Well each of the partners, we bring in all different kinds of ideas. So all of us kind of have brought a lot to the table. Music is definitely the biggest element of the event, but we want to create something bigger than that. I think the comedy tent or whether it be some of the activities like the classic arcade, the digital download tent, I think that’s all part of the experience and you know we really want to have so many things going on there.

Each year it seems to get better, and you’ve managed to avoid any big problems like power outages or unforeseen tragedies. As an organizer, do you continually have your fingers crossed throughout the weekend?

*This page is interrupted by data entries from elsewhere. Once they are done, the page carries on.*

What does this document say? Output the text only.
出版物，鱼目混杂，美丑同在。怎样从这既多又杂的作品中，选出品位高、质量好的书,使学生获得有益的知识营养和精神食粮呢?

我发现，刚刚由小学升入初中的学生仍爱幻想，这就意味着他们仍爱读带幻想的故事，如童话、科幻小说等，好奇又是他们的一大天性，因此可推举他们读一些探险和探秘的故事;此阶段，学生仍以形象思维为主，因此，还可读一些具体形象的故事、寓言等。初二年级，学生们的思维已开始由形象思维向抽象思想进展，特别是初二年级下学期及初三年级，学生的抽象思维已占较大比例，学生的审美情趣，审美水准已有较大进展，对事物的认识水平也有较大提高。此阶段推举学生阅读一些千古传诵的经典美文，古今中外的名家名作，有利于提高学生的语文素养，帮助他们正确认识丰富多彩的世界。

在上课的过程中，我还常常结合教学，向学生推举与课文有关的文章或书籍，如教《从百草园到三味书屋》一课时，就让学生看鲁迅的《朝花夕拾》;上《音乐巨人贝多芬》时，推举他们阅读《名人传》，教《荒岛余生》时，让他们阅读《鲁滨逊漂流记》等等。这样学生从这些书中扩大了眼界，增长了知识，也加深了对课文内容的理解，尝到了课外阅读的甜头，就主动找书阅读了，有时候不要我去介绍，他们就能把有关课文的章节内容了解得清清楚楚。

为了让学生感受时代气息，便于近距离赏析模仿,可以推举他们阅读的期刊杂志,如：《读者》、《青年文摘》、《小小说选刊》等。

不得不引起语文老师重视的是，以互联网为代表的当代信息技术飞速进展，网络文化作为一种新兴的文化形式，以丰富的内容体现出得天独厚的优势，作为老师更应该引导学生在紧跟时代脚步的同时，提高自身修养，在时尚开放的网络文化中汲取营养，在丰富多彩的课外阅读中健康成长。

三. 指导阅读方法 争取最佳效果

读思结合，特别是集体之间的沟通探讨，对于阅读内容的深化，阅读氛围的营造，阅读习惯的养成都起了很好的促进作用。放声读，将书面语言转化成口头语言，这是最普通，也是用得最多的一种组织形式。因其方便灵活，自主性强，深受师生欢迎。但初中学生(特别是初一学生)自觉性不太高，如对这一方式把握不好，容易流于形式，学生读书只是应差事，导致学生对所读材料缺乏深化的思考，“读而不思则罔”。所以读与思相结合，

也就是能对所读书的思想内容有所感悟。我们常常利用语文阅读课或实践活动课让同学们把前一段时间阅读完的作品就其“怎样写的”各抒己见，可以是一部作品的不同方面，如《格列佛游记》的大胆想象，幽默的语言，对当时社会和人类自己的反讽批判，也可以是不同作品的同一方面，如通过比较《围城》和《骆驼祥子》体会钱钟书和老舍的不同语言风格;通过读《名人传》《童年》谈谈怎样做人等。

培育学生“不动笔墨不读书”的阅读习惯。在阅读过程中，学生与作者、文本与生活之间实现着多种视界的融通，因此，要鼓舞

The stuff that I worry about the most is the stuff that you can’t worry about too much, because it’s out of your control. It’s the safety of the festival goers, the weather, these are the things, you build the best team, have the best service down there, take the best precautions, but there are certain things that are out of your control. And that applies whether you are putting on a concert, running a club or an event with 90,000. We know we have a lot of responsibility out there and we take it very serious, but we surround ourselves with the best team possible. Every year we look at how do we continue to improve this event, how do we continue to make smart, long-term decision making?

Have you tried to make the Tennessee site bigger capacity wise?

I don’t think our goal is to keep pushing the capacity. I think we want to focus on making it the best event possible in the amount of space that we have. Our goal is not to jam as many people in there as possible. I think that we’re going to bring other aspects of the event like the arts end of the event and continue to expand.

n a final note, what are your personal favorite moments from Bonnaroo since this all began?

Well, probably my number one favorite moment was, well, first of all I’m a huge Neil Young fan, and to have the honor of Neil Young play my event and to be chanting “Bonnaroo,” it was kind of surreal to have your hero fifteen feet away and there are like 80,000 people out there chanting the name of your festival. I remember thinking about the name and it was kind of like surreal. So that was probably my biggest highlight. I think from a business end, I think the first year when we put the event up, and we put the tickets up for sale, you just really didn’t know what to expect, and the fact that it just took off with no traditional advertising…it was kind of like that commercial where they put up a website where sales keep going and going and going. It was kind of like a turning point of my career and it was just something that you felt like something special was happening.